In 2024, a California consumer visited Healthline.com and opted out of tracking three separate ways: Clicking the “Do Not Sell or Share” link, adjusting the cookie banner, and sending a Global Privacy Control signal.
Investigators later found that 118 third-party advertising cookies kept firing anyway, transmitting identifiers and the titles of health articles the person had read.
In July 2025, that failure cost Healthline Media $1.55 million, the largest CCPA settlement to date.
Healthline had every surface-level compliance marker in place. What it lacked was enforcement of those choices downstream. And that gap, between recording a preference and actually honoring it, is where privacy regulation is now being fought.
The Downstream Execution Gap
A consent management platform is a tool that collects, stores, and signals user choices about personal data.
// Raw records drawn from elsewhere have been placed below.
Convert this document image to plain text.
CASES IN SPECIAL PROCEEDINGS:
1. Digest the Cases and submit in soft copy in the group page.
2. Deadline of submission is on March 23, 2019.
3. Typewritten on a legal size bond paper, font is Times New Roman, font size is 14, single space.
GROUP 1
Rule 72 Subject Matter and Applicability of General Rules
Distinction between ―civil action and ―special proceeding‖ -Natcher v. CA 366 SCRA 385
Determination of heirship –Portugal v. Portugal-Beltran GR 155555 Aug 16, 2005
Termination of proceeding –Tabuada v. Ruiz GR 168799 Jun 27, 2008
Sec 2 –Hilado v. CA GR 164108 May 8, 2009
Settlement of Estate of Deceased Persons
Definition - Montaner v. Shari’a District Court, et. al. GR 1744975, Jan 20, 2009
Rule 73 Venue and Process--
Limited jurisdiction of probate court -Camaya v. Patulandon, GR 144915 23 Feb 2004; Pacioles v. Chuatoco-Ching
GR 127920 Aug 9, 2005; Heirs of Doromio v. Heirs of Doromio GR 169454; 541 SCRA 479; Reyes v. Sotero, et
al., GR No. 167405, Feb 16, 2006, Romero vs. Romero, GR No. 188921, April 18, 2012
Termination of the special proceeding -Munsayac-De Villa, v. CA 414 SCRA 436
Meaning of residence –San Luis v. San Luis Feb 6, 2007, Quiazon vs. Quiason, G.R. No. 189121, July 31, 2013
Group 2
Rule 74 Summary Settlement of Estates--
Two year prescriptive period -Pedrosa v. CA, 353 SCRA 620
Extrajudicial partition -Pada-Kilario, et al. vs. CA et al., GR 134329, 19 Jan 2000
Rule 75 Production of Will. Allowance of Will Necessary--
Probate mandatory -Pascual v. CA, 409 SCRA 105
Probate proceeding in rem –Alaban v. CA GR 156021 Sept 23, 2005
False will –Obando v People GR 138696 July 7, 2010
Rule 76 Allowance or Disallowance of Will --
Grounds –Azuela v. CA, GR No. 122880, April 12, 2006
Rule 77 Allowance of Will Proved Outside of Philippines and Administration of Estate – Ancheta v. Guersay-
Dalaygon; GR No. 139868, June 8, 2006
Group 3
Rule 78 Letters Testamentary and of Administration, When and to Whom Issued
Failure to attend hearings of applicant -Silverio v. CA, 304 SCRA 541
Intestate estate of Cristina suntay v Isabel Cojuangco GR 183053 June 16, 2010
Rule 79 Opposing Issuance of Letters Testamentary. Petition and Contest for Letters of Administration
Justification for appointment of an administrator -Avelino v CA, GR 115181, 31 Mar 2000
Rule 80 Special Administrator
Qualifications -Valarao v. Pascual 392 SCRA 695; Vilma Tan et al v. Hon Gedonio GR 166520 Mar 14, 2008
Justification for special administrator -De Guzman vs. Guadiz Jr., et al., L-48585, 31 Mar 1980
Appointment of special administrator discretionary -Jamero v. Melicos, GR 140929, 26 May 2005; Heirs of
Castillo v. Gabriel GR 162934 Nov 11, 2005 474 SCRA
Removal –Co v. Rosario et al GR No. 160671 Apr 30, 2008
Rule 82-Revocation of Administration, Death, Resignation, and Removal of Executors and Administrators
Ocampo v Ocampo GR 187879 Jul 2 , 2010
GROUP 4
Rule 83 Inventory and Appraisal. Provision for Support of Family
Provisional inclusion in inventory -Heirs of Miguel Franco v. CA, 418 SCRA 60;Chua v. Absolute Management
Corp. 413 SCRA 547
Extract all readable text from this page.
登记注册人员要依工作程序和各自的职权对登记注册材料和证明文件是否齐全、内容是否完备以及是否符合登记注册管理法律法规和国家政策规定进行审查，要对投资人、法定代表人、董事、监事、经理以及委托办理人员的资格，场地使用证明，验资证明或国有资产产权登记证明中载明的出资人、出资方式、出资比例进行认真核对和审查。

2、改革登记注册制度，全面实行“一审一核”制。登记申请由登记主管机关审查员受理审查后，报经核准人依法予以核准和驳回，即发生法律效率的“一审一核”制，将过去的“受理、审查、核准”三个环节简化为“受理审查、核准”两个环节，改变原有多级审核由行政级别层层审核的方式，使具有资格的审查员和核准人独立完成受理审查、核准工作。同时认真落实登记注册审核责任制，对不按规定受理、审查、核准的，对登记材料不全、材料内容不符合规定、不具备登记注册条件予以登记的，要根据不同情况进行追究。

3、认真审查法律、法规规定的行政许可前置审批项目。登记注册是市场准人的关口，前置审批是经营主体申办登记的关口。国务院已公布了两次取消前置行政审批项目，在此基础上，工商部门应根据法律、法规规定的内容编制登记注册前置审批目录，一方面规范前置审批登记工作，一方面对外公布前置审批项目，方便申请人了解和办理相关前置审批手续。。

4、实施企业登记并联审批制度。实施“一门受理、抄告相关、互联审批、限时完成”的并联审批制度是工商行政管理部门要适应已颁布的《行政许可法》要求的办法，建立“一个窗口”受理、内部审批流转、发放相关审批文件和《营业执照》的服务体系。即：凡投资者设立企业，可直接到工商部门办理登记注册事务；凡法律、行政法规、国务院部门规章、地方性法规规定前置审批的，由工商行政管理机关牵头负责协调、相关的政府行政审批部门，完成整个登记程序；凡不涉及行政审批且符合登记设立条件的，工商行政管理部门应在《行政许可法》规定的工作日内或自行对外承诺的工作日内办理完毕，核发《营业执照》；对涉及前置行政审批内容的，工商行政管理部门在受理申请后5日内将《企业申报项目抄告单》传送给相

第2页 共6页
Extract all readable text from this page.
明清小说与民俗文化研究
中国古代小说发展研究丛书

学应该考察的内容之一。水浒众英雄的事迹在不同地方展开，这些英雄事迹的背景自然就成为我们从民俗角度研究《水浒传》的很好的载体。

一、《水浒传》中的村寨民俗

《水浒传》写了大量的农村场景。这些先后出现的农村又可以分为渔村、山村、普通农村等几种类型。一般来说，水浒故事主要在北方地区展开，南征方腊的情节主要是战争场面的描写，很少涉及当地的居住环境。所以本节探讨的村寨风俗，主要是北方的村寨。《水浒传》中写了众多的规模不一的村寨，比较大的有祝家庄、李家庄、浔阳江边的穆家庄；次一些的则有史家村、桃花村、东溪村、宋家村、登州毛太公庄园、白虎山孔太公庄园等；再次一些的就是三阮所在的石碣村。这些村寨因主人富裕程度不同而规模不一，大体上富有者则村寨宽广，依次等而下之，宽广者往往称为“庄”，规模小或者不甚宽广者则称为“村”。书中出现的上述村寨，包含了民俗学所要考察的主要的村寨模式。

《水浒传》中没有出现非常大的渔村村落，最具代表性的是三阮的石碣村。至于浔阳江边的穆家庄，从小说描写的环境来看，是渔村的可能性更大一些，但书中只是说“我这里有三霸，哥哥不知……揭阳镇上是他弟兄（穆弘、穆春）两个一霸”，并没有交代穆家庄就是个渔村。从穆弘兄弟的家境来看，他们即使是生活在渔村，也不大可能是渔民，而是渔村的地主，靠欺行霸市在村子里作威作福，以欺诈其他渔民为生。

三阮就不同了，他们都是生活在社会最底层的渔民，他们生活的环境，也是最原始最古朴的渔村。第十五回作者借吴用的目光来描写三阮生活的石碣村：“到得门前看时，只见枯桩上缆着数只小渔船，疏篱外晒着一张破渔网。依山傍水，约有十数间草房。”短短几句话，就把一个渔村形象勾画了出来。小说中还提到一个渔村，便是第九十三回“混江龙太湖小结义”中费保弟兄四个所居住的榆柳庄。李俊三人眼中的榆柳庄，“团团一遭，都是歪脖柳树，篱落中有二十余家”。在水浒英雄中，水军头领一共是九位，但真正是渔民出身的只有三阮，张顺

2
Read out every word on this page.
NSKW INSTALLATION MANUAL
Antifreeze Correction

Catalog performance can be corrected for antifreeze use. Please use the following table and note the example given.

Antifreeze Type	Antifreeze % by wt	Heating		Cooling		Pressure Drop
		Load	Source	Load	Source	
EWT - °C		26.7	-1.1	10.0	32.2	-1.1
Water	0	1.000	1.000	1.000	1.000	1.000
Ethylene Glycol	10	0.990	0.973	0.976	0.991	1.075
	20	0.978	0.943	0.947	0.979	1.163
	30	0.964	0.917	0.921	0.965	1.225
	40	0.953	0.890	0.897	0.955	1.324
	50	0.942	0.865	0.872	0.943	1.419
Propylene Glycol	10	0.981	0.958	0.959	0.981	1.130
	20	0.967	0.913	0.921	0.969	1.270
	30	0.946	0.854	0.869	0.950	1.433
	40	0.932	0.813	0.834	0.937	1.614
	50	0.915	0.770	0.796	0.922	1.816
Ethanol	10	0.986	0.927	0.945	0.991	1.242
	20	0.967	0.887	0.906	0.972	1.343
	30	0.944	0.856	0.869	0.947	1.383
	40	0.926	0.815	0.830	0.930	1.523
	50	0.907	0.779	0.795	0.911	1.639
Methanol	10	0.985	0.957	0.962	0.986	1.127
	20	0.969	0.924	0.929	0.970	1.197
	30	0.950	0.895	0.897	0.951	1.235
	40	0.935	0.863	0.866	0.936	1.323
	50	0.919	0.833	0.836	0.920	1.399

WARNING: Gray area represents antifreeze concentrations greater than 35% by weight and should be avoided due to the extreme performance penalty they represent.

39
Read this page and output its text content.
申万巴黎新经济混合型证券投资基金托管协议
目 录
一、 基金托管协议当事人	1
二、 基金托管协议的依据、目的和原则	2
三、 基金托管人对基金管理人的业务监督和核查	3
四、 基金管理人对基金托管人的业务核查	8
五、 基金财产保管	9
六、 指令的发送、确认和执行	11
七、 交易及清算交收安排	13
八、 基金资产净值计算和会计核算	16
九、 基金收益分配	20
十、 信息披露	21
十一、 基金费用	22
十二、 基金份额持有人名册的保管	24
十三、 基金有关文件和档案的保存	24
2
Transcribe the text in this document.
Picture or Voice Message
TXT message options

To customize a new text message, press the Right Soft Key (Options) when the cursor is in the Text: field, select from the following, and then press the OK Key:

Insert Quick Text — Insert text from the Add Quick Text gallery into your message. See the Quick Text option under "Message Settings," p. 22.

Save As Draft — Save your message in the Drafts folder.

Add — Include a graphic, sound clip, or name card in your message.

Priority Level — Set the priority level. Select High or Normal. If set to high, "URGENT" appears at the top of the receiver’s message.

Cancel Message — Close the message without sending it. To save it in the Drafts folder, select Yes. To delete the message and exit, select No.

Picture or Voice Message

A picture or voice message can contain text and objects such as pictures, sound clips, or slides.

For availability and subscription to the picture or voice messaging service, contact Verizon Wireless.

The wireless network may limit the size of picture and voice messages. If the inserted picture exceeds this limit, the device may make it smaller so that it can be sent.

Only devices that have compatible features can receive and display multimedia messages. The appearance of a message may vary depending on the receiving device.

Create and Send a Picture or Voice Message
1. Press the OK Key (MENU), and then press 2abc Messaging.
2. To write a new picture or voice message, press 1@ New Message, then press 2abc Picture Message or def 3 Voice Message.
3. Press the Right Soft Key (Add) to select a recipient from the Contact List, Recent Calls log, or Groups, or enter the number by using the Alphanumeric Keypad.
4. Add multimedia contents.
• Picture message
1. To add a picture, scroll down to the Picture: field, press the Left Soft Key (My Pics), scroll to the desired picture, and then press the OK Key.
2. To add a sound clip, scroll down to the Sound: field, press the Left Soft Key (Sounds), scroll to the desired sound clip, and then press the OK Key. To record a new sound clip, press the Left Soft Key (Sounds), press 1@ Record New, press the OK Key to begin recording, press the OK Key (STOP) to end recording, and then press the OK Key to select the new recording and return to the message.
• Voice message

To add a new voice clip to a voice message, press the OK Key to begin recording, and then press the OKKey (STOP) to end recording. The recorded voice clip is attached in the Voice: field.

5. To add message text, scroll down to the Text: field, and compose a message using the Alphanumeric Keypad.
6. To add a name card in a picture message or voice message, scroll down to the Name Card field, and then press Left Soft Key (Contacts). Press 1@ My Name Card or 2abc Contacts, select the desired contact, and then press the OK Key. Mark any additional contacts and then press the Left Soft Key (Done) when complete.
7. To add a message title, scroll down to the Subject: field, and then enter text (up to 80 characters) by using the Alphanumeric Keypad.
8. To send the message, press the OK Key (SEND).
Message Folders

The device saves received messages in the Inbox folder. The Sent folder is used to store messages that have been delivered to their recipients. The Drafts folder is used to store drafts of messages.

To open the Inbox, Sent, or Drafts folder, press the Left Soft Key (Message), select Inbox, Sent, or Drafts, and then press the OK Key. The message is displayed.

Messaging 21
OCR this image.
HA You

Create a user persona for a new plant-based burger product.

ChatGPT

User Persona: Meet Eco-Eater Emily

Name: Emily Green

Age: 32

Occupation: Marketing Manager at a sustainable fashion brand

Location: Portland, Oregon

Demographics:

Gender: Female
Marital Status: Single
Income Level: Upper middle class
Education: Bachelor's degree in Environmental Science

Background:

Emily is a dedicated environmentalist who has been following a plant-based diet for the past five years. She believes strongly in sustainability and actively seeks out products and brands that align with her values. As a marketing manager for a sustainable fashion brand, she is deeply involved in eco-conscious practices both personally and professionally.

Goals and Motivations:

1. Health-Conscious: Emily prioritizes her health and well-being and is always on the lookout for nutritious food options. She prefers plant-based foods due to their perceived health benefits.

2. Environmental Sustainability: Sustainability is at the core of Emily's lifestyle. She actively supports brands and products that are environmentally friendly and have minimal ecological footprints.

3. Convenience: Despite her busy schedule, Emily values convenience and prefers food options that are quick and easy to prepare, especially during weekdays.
For a decade, deploying one was treated as the finish line of cookie compliance. The regulatory logic has shifted. Regulators are no longer just checking whether you asked for permission. They are testing whether the consumer’s choice was put into action across every system that touches their data.
Storing an opt-out in an isolated database achieves nothing if the marketing stack never hears about it. Healthline’s opt-out mechanisms logged consumer choices correctly. The data flows to ad-tech vendors simply continued regardless.
Enforcement Shifts from Interface to Operations
Early privacy enforcement focused on the presence of disclosures: A privacy policy, a banner, a link. Today’s actions target operational failure.
In May 2025, the California Privacy Protection Agency fined retailer Todd Snyder $345,178 after a misconfigured cookie banner meant consumer opt-out requests went unprocessed for 40 days.
The company had bought a consent management solution. It had not verified that the tool worked. As the CPPA’s head of enforcement put it, using a consent management platform does not get you off the hook for compliance.
European regulators are applying the same standard at greater scale. According to DLA Piper’s annual GDPR Fines and Data Breach Survey, authorities issued approximately 1.2 billion euros in GDPR fines in 2025, with marketing and advertising practices among the principal targets.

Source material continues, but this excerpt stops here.